I don't have time to look up the details right now but ISTR that the DP
performance was not even in the same ball-park as the SP - it just wasn't
good enough.

The CELL processor has > 200 GFlops of SP compute power. Saying that
the CELL processor is inadequate because the DP performance is not in
the same ball park as SP performance is entirely silly. There is
no device that has DP performance that's in the same ball park as 200+
GFlops.

To see if the CELL processor is "good enough", you'll have to define
what is "good enough". Opteron {SC,DC}, Itanium {Madison,Montecito},
Pentium {4,D,M}, etc. Are any of these devices "good enough" in terms
of the DP FP performance? What kind of DP Flops can each of these devices
produce per cycle, and how many? DP FADD ops, DP FMUL ops, DP FMADD ops?

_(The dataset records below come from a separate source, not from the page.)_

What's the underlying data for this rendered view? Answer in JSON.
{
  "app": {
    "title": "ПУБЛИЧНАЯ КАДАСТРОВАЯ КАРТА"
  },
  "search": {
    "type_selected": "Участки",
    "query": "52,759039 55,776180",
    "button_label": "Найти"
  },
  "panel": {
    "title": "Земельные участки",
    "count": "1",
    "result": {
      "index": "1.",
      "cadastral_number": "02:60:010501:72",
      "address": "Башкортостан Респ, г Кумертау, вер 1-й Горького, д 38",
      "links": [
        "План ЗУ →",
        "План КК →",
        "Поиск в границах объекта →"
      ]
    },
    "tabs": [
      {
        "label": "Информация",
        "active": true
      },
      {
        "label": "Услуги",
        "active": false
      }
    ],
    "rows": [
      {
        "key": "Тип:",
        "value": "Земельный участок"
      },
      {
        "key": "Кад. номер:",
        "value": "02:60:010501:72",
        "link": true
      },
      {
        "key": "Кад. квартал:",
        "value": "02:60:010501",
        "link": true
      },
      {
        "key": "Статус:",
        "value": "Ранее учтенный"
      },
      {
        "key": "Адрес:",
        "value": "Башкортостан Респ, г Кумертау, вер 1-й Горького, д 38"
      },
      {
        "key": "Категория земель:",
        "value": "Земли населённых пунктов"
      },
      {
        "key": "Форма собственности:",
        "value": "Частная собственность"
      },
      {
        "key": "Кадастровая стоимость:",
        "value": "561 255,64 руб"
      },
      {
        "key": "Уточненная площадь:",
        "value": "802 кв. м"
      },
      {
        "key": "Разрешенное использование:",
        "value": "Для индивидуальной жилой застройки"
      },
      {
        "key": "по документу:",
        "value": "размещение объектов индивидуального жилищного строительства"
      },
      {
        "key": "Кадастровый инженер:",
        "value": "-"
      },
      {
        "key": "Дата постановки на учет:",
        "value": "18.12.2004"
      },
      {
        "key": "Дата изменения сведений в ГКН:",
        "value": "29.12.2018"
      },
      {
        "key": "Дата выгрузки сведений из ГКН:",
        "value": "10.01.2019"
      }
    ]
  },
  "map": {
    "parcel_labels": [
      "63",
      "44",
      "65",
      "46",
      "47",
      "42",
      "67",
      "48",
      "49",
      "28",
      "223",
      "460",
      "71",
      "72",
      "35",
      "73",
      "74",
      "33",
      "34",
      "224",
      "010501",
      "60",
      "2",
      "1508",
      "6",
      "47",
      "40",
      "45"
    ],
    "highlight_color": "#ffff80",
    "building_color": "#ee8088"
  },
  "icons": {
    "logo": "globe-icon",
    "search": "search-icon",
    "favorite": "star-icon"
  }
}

FWIW, each SPE in the CELL processor can produce 2 DP FMADD ops every
7 cycles, and the PPE can sustain the throughput of 1 DP FMADD op per
cycle. Pick your favorate device and compare.
 
G

George Macdonald

1. Is this really a problem? If we're talking about blades and compute
farms, 4G per CPU, 8 GB and 2 CPU per node really should be enough
for anything. If we're not talking about blades, and you really want

2. FB-DIMM controllers can be easily integrated into the Northbridge.
The pincounts are relatively low, the FlexIO interfaces can certainly
support the additional BW, and the longer latencies can be amortized
in the type of applications (large memory capacity, FP-dominant
number crunching codes) that we're presumably discussing here. The
draw back is that a couple of channels of fully populated FBD's will
quickly eat a lot of power, and you can't do blades, but certainly
1U or 2U is doable.

I didn't say it couldn't be done - I said it's a lot of work and it still
seems like it... especially for someone who wants to justify the work based
on targeting general computing markets.